ELEMENTAL FIRE ENTITY ‘ SANTELMO’
Santelmo is a spirit that may have unfinished business in the TreseVerse and is in debt to Trese’s family for saving his family. Santelmo is a fire elemental in the TreseVerse and can be summoned by dialling the date of the fire.
In the Phillipines Folklore Santelmo is a lost spirit that may have died near bodies of water. The phenomenon is St.Elmo’s fire which naturally occurs in thunderstorms, by preventing lightning from hitting the object that is below it. In other cases it arises in swamps or marshes and also near decaying matter, which has a scientific explanation for it perhaps.
DEMI-GODS THE KAMBAL ‘TWINS’. CRISPIN & BASILIO
They are half human and half deity, their mother was the summoner of the god of death and the father is the summoned. In Trese the twins are reffered to as the twins, ‘kambal’ in phillipines, similar to its malay counterpart called ‘kambar’.

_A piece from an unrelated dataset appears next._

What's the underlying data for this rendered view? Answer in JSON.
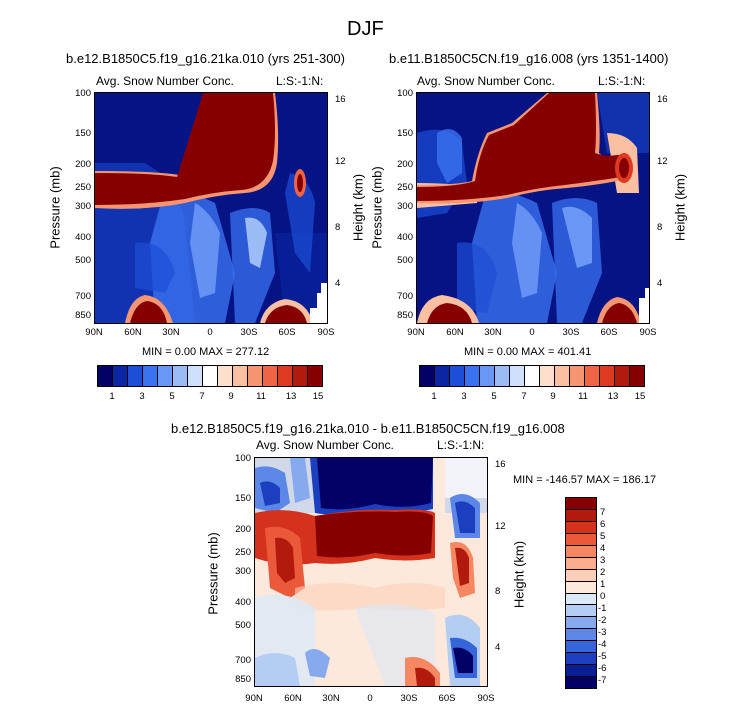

THE SLIGHTLY SIMILAR MALAY EQUIVALENT MAY BE ORANG BUNIAN
Whilst Orang Bunian are invisible and regarded as forest spirits draped in white veils with flutes that they accompany them with to lure young kids, especially orphans into their world, they are considered slightly immortal like the kambal who are half human and half spirit entity.
Although not regarded as a Demi-God, Orang Bunian may be a spirit or half human half spirit, that lives by the forest.
ELEMENTAL WIND ENTITY CALLED THE ILLONGO AWAN AWAN. ‘AMY’ & ‘HANNAH’
In Malay ‘Awan- Awan’ means wind or breeze similar to the Phillipines word. They can manipulate the air, and control the wind or create tornadoes.
They are believed to inhabit trees, rooms, or the corners of houses and the colour of their appearance can be: red, green, white or black. Once invoked, they are difficult to ward off.
Trese takes place in Manila, Phillipines.